January 15, 2007 (Peabody, Mass.) -- JEOL USA announced today that Boston College has selected the new JEOL MultiBeam Focused Ion Beam system and a Field Emission Scanning Electron Microscope for its nanofabrication clean room facility in Newton, Massachusetts.
As a result of Boston College’s continued investment in the sciences, the university opened its first clean room (class 1,000/10,000), which will be equipped with the JEOL models JIB-4500 MultiBeam and JSM-7001F Scanning Electron Microscope with lithography capabilities.
The 4,000-square-foot lab is poised to elevate Boston College to a leadership position in this cutting-edge research into materials, energy and technology that are making an impact on fields as diverse as chemistry, physics, computing, medicine, and energy conservation.
The new BC nanofabrication lab, supervised by Stephen Shepard, will integrate the new MultiBeam nanofabrication tool with a field emission scanning electron microscope/electron beam lithography tool to conduct both fabrication and imaging.
The MultiBeam is a high throughput Scanning Electron Microscope/Focused Ion Beam combination tool for IC defect analysis, circuit modification, TEM thin film sample preparation, mask repair and myriad other uses in nanoscale science and technology.
The field emission SEM, a model JSM-7001F, has both the capability of ultrahigh resolution imaging and nanoscale lithography.

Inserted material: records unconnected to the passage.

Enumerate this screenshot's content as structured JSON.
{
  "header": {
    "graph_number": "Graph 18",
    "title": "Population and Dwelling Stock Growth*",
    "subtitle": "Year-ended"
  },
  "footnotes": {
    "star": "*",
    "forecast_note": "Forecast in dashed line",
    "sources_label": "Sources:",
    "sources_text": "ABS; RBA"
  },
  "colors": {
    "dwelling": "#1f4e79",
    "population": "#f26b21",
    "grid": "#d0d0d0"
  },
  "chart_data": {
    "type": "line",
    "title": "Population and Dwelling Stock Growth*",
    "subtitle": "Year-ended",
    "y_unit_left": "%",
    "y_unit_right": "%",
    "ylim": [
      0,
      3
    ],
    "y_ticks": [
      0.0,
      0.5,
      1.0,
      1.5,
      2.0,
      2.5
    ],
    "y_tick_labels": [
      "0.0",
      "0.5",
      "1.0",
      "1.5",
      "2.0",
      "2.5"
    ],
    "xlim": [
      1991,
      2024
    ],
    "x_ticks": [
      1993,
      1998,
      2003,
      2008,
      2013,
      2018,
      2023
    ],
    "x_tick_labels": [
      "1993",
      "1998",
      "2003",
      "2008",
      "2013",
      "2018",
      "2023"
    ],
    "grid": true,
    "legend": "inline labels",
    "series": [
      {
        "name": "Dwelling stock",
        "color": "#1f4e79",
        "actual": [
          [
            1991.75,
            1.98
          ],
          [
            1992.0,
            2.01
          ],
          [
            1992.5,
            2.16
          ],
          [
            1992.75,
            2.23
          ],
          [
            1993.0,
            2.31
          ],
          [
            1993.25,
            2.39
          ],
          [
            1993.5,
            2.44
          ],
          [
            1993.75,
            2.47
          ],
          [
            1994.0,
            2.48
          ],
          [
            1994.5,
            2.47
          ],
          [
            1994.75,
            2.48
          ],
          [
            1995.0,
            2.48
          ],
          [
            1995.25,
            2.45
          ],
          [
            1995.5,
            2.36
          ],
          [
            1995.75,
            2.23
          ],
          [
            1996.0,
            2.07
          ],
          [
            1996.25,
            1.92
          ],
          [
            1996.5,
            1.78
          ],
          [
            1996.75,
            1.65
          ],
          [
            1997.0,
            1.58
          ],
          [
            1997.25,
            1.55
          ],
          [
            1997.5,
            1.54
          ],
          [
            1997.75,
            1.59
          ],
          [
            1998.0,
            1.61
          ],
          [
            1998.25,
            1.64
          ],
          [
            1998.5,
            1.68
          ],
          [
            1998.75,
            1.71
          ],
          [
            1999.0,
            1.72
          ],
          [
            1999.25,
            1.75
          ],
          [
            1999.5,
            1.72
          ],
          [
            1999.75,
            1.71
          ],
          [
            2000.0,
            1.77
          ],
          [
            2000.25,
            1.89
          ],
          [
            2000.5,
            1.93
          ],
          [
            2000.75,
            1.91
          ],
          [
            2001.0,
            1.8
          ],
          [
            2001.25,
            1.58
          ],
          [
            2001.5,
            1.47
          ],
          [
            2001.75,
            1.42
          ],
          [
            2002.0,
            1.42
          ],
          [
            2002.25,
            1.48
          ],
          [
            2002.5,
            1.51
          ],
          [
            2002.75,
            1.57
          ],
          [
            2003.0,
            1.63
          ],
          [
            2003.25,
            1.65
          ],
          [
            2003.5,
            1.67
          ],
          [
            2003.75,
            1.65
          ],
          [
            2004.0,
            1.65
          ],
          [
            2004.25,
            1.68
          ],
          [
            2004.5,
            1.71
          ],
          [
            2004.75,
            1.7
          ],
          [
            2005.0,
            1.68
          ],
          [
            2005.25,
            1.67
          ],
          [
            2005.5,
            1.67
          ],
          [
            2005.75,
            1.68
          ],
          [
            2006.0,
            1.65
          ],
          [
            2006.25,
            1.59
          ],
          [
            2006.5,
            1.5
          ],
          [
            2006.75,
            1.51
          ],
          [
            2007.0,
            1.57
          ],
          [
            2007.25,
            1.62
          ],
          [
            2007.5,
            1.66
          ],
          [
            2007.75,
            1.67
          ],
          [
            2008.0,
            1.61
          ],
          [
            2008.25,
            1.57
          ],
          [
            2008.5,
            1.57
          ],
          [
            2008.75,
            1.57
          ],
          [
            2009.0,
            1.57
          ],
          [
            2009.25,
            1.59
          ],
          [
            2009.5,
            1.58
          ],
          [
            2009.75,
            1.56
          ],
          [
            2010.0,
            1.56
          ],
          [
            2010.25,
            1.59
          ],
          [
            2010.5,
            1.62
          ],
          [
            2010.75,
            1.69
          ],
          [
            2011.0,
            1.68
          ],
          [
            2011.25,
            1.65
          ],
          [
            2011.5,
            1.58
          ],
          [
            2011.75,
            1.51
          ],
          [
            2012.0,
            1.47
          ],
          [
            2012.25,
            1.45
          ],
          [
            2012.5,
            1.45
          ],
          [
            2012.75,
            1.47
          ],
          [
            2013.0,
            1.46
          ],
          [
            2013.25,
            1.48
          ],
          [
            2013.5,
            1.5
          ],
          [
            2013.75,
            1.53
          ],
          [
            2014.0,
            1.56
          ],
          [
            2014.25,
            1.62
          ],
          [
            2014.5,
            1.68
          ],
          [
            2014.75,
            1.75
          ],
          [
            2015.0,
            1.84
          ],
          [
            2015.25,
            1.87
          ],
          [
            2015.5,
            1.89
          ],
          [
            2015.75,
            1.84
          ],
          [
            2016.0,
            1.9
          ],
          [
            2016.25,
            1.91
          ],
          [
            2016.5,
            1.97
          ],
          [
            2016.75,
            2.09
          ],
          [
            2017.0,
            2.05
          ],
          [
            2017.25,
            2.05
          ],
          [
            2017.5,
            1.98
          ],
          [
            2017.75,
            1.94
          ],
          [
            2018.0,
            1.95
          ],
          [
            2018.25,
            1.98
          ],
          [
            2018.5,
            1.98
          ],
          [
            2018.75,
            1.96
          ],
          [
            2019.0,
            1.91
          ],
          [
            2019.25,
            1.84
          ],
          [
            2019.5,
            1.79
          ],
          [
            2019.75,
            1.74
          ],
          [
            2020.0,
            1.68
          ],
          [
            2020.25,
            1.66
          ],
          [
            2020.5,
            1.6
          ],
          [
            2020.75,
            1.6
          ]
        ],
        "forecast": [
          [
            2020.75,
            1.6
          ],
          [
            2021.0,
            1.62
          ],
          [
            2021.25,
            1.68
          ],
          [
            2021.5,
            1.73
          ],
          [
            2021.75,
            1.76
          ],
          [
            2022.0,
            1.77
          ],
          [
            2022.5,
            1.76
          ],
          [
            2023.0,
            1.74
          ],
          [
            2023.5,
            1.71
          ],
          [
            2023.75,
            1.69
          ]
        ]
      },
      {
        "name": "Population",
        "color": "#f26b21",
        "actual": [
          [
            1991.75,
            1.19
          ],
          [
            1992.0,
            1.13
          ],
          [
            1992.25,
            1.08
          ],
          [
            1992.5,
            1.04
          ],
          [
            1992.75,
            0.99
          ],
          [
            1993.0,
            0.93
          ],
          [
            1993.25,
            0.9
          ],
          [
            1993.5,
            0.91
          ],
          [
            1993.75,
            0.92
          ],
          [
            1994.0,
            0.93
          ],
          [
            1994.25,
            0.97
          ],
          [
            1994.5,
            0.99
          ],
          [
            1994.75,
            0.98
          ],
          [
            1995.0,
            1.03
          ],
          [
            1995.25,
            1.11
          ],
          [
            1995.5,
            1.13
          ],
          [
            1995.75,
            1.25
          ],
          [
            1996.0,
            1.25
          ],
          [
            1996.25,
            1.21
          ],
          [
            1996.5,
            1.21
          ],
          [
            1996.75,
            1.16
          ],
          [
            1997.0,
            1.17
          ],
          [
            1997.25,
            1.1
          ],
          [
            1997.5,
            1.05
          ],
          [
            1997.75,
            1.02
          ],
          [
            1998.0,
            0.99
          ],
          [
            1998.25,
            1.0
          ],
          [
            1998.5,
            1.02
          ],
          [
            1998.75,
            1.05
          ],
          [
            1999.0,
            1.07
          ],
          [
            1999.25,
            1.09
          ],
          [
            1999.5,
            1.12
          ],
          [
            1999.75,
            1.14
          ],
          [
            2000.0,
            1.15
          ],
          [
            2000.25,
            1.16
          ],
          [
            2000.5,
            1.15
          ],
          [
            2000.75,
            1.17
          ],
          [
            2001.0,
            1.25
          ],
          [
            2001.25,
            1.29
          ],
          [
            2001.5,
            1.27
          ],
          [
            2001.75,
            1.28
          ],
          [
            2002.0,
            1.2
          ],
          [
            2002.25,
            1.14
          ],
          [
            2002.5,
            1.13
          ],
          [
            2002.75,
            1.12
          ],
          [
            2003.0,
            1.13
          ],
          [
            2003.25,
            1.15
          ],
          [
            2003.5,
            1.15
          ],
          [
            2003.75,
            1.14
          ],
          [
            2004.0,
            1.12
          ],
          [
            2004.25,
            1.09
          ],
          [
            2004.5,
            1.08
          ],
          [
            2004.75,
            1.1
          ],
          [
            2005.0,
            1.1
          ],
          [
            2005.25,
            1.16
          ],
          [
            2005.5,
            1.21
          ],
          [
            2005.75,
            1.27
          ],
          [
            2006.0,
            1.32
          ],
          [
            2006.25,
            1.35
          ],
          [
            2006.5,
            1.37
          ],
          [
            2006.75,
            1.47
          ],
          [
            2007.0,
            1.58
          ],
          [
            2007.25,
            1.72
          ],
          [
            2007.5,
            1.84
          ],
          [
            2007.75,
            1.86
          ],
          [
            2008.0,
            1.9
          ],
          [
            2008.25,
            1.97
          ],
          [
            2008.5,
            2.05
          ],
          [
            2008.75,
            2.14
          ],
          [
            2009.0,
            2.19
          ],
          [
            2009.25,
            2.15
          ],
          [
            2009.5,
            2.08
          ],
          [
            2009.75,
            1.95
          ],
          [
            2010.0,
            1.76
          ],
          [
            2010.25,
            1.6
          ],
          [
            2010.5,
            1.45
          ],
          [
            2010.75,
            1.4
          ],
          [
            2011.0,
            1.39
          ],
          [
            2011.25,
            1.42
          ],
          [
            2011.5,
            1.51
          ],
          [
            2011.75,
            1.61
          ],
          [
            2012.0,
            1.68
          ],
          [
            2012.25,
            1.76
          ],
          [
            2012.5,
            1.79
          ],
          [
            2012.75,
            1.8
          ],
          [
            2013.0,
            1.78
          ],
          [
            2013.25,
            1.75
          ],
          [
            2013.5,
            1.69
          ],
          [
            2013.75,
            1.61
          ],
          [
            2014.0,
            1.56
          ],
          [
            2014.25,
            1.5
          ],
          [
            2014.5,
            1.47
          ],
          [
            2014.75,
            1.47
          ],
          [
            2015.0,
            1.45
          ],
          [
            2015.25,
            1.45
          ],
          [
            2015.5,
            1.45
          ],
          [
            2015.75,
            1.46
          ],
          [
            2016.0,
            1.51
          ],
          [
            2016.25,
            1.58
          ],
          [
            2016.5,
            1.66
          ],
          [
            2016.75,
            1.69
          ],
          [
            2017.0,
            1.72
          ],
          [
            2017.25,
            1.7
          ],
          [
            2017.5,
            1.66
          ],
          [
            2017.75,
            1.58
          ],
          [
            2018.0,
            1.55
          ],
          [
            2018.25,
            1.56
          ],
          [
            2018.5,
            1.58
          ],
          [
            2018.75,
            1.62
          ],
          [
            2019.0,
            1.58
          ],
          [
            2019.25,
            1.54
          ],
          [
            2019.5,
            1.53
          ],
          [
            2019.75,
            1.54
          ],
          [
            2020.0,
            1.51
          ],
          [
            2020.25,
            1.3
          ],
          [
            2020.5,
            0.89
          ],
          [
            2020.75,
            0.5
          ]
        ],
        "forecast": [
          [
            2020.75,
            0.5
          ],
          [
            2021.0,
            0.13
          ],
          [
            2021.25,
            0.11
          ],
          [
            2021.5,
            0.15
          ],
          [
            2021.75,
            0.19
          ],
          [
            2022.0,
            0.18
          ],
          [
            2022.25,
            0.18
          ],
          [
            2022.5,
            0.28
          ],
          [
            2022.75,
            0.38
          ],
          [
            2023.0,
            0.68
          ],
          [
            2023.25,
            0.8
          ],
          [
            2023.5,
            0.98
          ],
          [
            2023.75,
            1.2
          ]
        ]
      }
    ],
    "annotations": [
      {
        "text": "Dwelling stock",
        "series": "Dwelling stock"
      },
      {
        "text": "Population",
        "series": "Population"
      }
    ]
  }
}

With these two instruments, the new research facility will be able to fabricate, manipulate and directly measure properties of nanoscale devices visible only at high magnifications.
Widening the field of study
“Boston College is taking nanoscale research to a new level,” said Physics Department Chairman and Professor Mike Naughton, the lead faculty member on the nanofabrication facility project. With an emphasis on integrating physics, biology, and chemistry, the new facility will allow researchers to collaborate on projects that will require the use of the new instrumentation to be at the forefront of integrated sciences.
“There are things we can do in this integrated realm that we wouldn’t have thought of doing before,” said Dr. Naughton, who advocates a program of study that produces a “reintegrated scientist,” a term he uses to compare modern researchers to past notable inventors and discoverers who were not uniquely chemists, physicists, or biologists, but had combined interests and education.
For the past few decades, colleges have offered much narrower fields of study, Naughton said, or supported a program of interdisciplinary sciences, instead of integrating the sciences. “I tell young people they don’t know how lucky they are to be involved in science right now. That’s where all the action is going to take place in the next several decades to accomplish things that weren’t even conceived of as possible before students were educated in that way. When they step off the campus into jobs and a new life, they will have their eyes open to the possibilities.”
Investigating Applications for New Nanoscale Coaxial Cable
Taking their scientific research to new environmental as well as biological applications, the Boston College team of Naughton and his physics colleagues, Kris Kempa and Zhifeng Ren, has plans for their recent invention - a nanoscale coaxial cable that measures just 300 nanometres in diameter.
The possibilities for this new nanoscale coax technology can be realized with continued research using the new nanofacility. “We’ll use the clean room and nanotechnology instruments to pursue ultra-high efficiency solar power,” explained Naughton. “We hope to be able to modify the architecture of the coax for retinal implants, which are used to repair macular degeneration”
Nanostructure Biosensor for Single Molecule Sensitivity
Another BC development, relying on collaboration between physics and biology, has resulted in building a nanostructure biosensor that researchers hope will have single molecule sensitivity. “It could electrically detect the presence - or not - of specific molecules like pathogens and viruses. We wouldn’t have conceived of it without physicists and biologists talking to each other,” said Naughton.